Занавес поднялся, и публика была ослеплена – нет, не светом софитов и рамп, а белоснежными декорациями и сияющим, даже на их фоне, во славе своей Богом, сменившим лохмотья нищего на приличествующие ему одежды. Подле него находился человек, так же переодевшийся в антракте. Камзол мецената с золотыми эполетами и блестящими пуговицами вкупе со всем нательным бельем был сброшен. Единственным предметом туалета, дабы не шокировать зрителя, в особенности дам, служил фиговый листок, прикрывающий известную часть тела. Тем не менее смена нарядов не повлияла на смену ролей. Бог пребывал в амплуа нищего, протягивая руку человеку за подаянием.

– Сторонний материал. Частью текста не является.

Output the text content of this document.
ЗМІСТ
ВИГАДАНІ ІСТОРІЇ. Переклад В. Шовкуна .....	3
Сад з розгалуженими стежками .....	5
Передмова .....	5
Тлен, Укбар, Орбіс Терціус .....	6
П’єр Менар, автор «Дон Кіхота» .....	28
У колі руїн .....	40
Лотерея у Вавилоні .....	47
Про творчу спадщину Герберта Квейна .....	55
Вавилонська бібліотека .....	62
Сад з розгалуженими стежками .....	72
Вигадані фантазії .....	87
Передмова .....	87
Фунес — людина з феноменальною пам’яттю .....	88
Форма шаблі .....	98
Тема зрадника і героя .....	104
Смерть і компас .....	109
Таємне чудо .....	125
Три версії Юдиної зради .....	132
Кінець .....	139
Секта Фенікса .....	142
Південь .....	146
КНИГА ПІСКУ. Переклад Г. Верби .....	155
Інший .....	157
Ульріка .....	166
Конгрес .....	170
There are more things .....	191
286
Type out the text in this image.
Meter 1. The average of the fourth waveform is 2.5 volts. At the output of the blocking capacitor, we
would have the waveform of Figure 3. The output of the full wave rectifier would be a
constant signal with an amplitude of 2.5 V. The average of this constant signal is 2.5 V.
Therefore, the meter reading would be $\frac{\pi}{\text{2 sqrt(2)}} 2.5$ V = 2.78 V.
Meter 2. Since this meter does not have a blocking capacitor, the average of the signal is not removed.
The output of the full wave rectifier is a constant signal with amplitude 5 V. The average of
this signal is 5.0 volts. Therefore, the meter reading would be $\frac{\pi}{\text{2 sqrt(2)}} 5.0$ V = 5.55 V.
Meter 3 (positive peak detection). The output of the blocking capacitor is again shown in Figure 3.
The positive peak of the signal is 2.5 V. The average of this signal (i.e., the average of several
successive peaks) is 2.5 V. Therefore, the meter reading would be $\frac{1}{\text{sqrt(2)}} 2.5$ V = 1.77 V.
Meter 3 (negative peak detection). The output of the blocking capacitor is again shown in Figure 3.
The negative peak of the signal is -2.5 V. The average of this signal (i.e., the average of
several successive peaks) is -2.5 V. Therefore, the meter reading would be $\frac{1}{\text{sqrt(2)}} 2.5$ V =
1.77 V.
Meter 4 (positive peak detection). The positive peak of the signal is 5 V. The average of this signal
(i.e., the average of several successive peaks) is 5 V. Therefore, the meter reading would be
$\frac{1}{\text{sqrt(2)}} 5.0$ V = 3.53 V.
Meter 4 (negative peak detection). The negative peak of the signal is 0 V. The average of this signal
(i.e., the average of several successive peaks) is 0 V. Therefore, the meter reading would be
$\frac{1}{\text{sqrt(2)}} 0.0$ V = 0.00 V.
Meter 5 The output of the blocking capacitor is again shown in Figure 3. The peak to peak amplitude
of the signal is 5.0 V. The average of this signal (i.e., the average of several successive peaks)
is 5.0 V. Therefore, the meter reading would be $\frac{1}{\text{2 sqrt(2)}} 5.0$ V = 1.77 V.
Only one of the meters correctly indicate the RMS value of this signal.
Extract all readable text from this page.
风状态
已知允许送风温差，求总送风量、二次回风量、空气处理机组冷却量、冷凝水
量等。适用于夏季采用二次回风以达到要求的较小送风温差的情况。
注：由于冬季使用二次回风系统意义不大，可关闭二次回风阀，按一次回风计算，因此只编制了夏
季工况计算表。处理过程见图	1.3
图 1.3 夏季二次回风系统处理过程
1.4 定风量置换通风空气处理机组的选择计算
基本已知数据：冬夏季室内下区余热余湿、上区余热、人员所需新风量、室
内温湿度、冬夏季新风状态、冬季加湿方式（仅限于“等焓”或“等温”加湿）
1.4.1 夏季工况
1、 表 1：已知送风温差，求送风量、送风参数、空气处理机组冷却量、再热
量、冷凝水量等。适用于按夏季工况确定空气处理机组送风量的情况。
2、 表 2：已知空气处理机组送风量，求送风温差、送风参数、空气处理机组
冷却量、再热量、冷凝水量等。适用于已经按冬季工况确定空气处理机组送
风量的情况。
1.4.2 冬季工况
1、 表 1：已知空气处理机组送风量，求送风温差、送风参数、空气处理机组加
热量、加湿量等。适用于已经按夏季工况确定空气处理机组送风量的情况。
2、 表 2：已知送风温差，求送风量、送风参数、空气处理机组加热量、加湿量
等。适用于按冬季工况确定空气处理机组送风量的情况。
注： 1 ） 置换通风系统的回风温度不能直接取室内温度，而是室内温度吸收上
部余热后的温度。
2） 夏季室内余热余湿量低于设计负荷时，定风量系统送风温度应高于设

Обескураженный и явно обнищавший ввиду прописанной роли меценат изумленно воскликнул:

– Господи, да я бы рад, да все, что есть, но, – свободной рукой он похлопал себя по бокам, где должны бы находиться карманы: – что же подать могу я тебе, имеющему все и являющемуся всем, ведь нет у меня ничего теперь.

Бог гласом громовым возвестил со сцены:

– Любви жду я от тебя, только ее имеешь всегда, независимо от наличия или отсутствия карманов, и только любовь человека спасет Бога от нищеты, ибо рассеял сам себя по мирам намеренно познать собирающую силу жертвы через жертвенность ее составляющих.

Занавес опустился, театр погрузился в тишину, аплодисменты застыли в воздухе, артисты на поклон не вышли.